The Appellant filed a motion on notice seeking for an order to quash the three count charge as it amounted to an abuse of Court process since there was a case pending against him before the High Court of Sokoto State, thus affecting the jurisdiction of the Court and also, that the charge did not disclose a prima facie case against the Appellant. It was also submitted that the charge is overreaching and constitutes a breach of the Appellant’s right to fair hearing.
The Respondent filed a counter-affidavit, stating that the offences alleged against the Appellant before the High Court of Sokoto State was punishable under the Penal Code while the charge before the Federal High Court was punishable under the Money Laundering Act.

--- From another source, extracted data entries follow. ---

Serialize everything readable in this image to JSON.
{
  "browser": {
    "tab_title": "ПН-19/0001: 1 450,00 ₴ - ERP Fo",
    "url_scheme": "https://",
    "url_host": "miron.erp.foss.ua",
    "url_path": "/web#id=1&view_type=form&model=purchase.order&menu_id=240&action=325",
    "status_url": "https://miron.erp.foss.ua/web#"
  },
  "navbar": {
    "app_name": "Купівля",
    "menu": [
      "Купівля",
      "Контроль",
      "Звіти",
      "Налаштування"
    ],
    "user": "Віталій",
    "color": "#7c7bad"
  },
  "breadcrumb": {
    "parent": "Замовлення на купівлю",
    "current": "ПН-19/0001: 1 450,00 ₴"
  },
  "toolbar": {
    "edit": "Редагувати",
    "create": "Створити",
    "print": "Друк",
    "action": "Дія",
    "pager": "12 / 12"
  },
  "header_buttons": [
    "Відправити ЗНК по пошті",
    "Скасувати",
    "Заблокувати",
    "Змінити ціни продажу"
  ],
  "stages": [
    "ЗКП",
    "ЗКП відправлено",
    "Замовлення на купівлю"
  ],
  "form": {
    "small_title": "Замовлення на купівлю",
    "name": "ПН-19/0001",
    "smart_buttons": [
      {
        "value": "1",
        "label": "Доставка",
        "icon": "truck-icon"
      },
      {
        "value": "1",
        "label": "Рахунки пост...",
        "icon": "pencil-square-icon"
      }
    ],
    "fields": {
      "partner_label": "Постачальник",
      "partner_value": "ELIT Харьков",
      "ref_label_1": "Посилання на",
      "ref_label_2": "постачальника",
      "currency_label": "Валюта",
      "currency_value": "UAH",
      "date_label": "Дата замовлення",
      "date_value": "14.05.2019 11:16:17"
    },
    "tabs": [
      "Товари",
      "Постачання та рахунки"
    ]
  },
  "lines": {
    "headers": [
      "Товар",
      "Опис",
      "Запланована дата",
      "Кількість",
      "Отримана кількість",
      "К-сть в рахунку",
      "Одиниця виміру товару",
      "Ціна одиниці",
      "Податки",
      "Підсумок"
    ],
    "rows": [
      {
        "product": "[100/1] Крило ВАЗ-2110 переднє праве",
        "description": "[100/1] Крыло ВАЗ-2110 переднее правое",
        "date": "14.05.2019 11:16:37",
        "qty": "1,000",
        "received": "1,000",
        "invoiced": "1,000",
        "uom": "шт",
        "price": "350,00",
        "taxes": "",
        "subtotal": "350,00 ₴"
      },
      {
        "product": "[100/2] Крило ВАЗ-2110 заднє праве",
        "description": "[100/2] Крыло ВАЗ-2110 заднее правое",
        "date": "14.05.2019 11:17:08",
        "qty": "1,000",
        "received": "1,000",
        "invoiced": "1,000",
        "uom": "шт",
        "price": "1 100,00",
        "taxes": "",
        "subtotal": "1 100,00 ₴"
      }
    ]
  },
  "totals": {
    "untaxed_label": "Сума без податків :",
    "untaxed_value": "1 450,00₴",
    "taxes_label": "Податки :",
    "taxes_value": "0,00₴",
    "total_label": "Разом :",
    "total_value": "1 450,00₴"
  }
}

While delivering his ruling, the learned trial Judge held on the issue of abuse of Court process raised that the charge prima facie vests the Federal High Court with the requisite jurisdiction for money laundering offences and thus there was no abuse of Court process. It was also held that the argument of the Appellant that the charge did not disclose a prima facie case was misconceived because the Respondent had filed proof of evidence and other evidences to be relied on. That the Appellant can only raise this issue after the Prosecution has closed its case and the Appellant then elects to make a no case submission. In conclusion, the trial Court held that the Court had the jurisdiction to try the Appellant on the charge and it overruled their objection.
Dissatisfied with the ruling of the Court below, the Appellant filed a Notice of Appeal dated the 5th day of October, 2021, comprising of two grounds of appeal.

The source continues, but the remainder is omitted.